When Sex Education Does More Harm Than Good
In many schools sex education is still a negative experience that's taught by bashful teachers
Sex education is still pretty terrible in the United States. Abstinence-only education remains rampant, despite the fact that, if anything, teens are more likely to become pregnant as a result. LGBT issues are seldom discussed in the classroom, and teachers are often squeamish about discussing the specifics of sexuality, reproduction, and the human body. Now, a new study in BMJ Open investigates the state of sex ed in several countries, and finds it internationally wanting.
“Owing to the specialness of sex as a topic, the delivery of [sex ed] requires careful planning; it cannot simply be provided in the same way as other subjects,” the authors write. “Only once schools acknowledge that sex is a special topic can [sex ed] be delivered in a way that makes students and educators feel safer.”
John Oliver engineered one of the most famous takedowns of sex education in his HBO series Last Week Tonight. In the segment, Oliver highlighted how many sex ed classes try to convince young women that having sex before marriage is like trampling on roses or chewing gum, and that 37 states still have no legal standards requiring medically-accurate sex education. And one of the worst kinds of sex education — known as “abstinence-only” and favored by religious institutions — has been federally funded since 1981.
For this new study, researchers identified nearly 50 publications that had previously examined sex education in the United States, the UK, Ireland, Australia, New Zealand, Canada, Japan, Iran, Brazil, and Sweden. After analyzing the results of each study, two overarching themes of subpar Sex Ed around the world began to emerge. First, schools fail to recognize that sex education needs to be taught differently than other classes. Second, schools refuse to recognize that teens are sexually active.
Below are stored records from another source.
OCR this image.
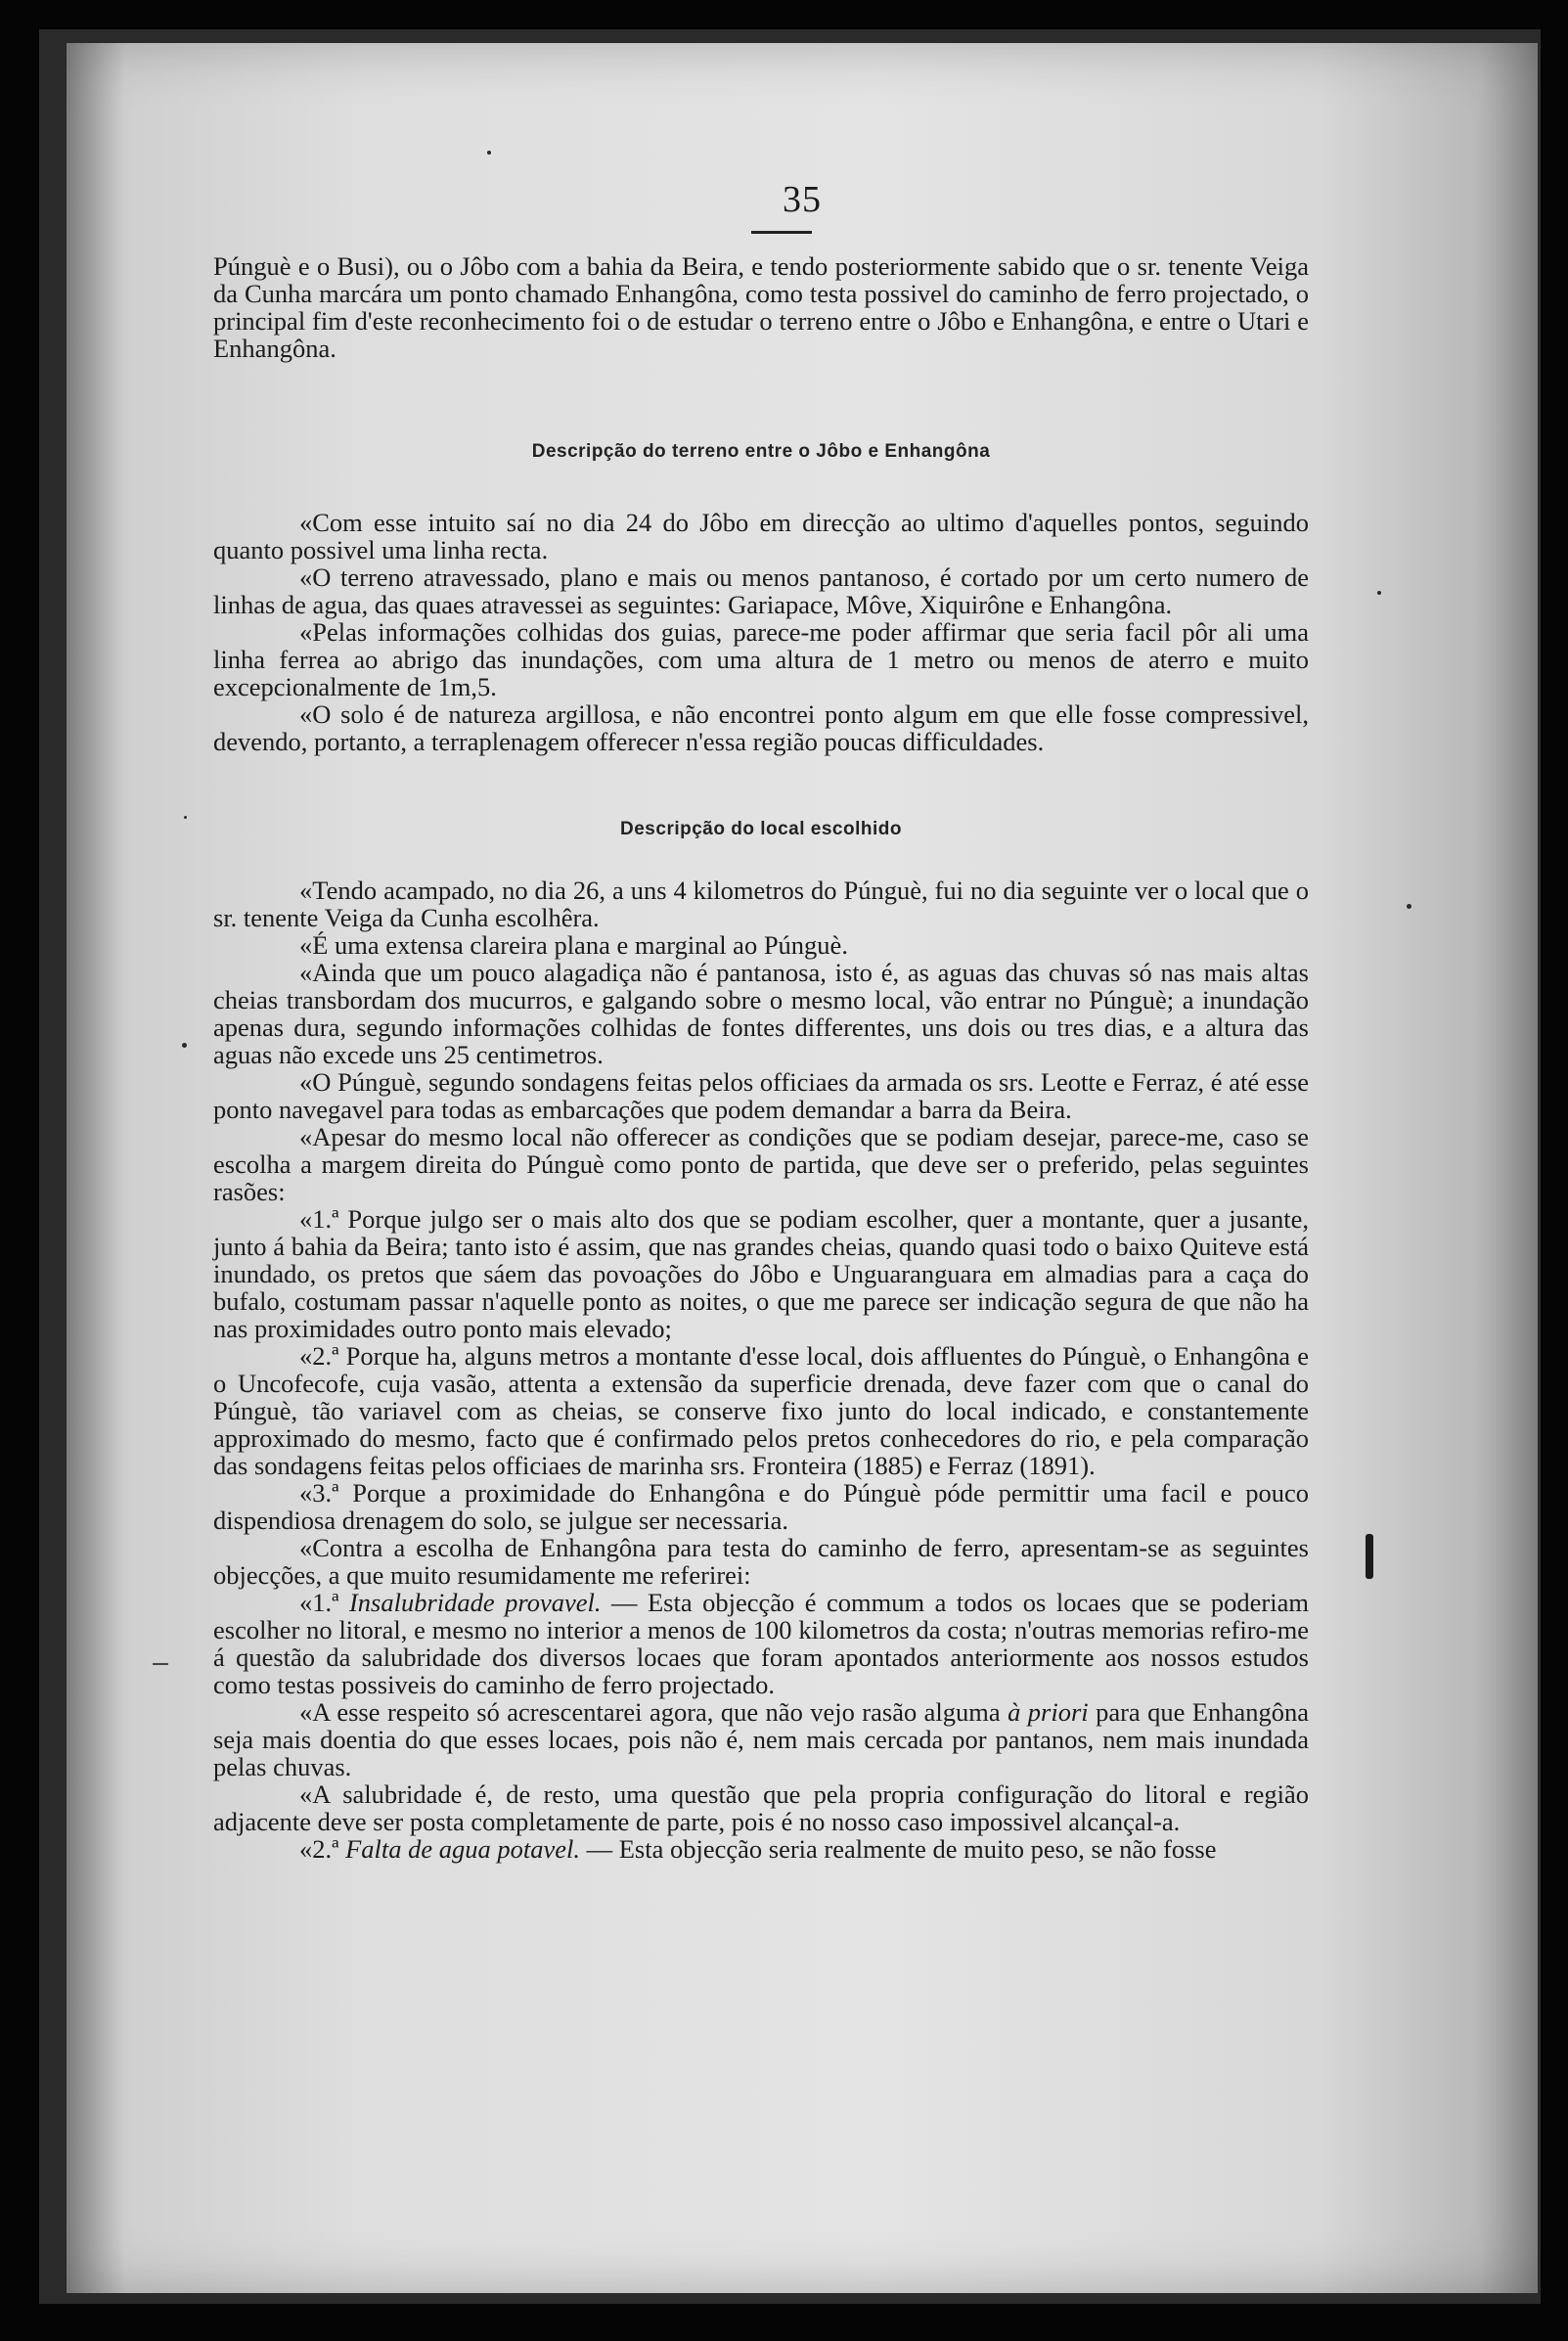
35

Púnguè e o Busi), ou o Jôbo com a bahia da Beira, e tendo posteriormente sabido que o sr. tenente Veiga da Cunha marcára um ponto chamado Enhangôna, como testa possivel do caminho de ferro projectado, o principal fim d'este reconhecimento foi o de estudar o terreno entre o Jôbo e Enhangôna, e entre o Utari e Enhangôna.

Descripção do terreno entre o Jôbo e Enhangôna

«Com esse intuito saí no dia 24 do Jôbo em direcção ao ultimo d'aquelles pontos, seguindo quanto possivel uma linha recta.

«O terreno atravessado, plano e mais ou menos pantanoso, é cortado por um certo numero de linhas de agua, das quaes atravessei as seguintes: Gariapace, Môve, Xiquirône e Enhangôna.

«Pelas informações colhidas dos guias, parece-me poder affirmar que seria facil pôr ali uma linha ferrea ao abrigo das inundações, com uma altura de 1 metro ou menos de aterro e muito excepcionalmente de 1m,5.

«O solo é de natureza argillosa, e não encontrei ponto algum em que elle fosse compressivel, devendo, portanto, a terraplenagem offerecer n'essa região poucas difficuldades.

Descripção do local escolhido

«Tendo acampado, no dia 26, a uns 4 kilometros do Púnguè, fui no dia seguinte ver o local que o sr. tenente Veiga da Cunha escolhêra.

«É uma extensa clareira plana e marginal ao Púnguè.

«Ainda que um pouco alagadiça não é pantanosa, isto é, as aguas das chuvas só nas mais altas cheias transbordam dos mucurros, e galgando sobre o mesmo local, vão entrar no Púnguè; a inundação apenas dura, segundo informações colhidas de fontes differentes, uns dois ou tres dias, e a altura das aguas não excede uns 25 centimetros.

«O Púnguè, segundo sondagens feitas pelos officiaes da armada os srs. Leotte e Ferraz, é até esse ponto navegavel para todas as embarcações que podem demandar a barra da Beira.

«Apesar do mesmo local não offerecer as condições que se podiam desejar, parece-me, caso se escolha a margem direita do Púnguè como ponto de partida, que deve ser o preferido, pelas seguintes rasões:

«1.ª Porque julgo ser o mais alto dos que se podiam escolher, quer a montante, quer a jusante, junto á bahia da Beira; tanto isto é assim, que nas grandes cheias, quando quasi todo o baixo Quiteve está inundado, os pretos que sáem das povoações do Jôbo e Unguaranguara em almadias para a caça do bufalo, costumam passar n'aquelle ponto as noites, o que me parece ser indicação segura de que não ha nas proximidades outro ponto mais elevado;

«2.ª Porque ha, alguns metros a montante d'esse local, dois affluentes do Púnguè, o Enhangôna e o Uncofecofe, cuja vasão, attenta a extensão da superficie drenada, deve fazer com que o canal do Púnguè, tão variavel com as cheias, se conserve fixo junto do local indicado, e constantemente approximado do mesmo, facto que é confirmado pelos pretos conhecedores do rio, e pela comparação das sondagens feitas pelos officiaes de marinha srs. Fronteira (1885) e Ferraz (1891).

«3.ª Porque a proximidade do Enhangôna e do Púnguè póde permittir uma facil e pouco dispendiosa drenagem do solo, se julgue ser necessaria.

«Contra a escolha de Enhangôna para testa do caminho de ferro, apresentam-se as seguintes objecções, a que muito resumidamente me referirei:

«1.ª Insalubridade provavel. — Esta objecção é commum a todos os locaes que se poderiam escolher no litoral, e mesmo no interior a menos de 100 kilometros da costa; n'outras memorias refiro-me á questão da salubridade dos diversos locaes que foram apontados anteriormente aos nossos estudos como testas possiveis do caminho de ferro projectado.

«A esse respeito só acrescentarei agora, que não vejo rasão alguma à priori para que Enhangôna seja mais doentia do que esses locaes, pois não é, nem mais cercada por pantanos, nem mais inundada pelas chuvas.

«A salubridade é, de resto, uma questão que pela propria configuração do litoral e região adjacente deve ser posta completamente de parte, pois é no nosso caso impossivel alcançal-a.

«2.ª Falta de agua potavel. — Esta objecção seria realmente de muito peso, se não fosse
The study suggests that sex education is its own subject, and needs to be taught differently than conventional classes. Even in schools that champion co-ed classrooms, for instance, the authors found that students seem to prefer separate sex ed classes. Young men often reported that were embarrassed in front of their female classmates, while young women said they felt harassed and judged by their male counterparts. In some studies, students complained that sex ed was being taught like a biology course — a strict discussion of reproduction, with all reference to pleasure and relationships off-limits. Further, the authors suggests that teachers need to be more savvy, and understand that many of their students are already sexually active and would benefit from discussion of birth control, the availability of health services and STD testing, and LGBT issues.
Despite the challenges, the evidence suggests teens do want sex ed to be taught in school. They’re genuinely curious about their bodies, concerned about sexual health, and interested in learning the subject in a sensitive, understanding fashion. Unfortunately, “sex positive” education is hard to come by, and the authors fear that unless schools begin to change how they teach sex ed, students will disengage from the subject — and practice safe sex less often.
“Schools should acknowledge that sex is a special subject with unique challenges, as well as the fact and range of young people’s sexual activity,” the authors caution. “Otherwise [they] will continue to disengage from [sex ed], and opportunities for safeguarding and improving their sexual health will be reduced.”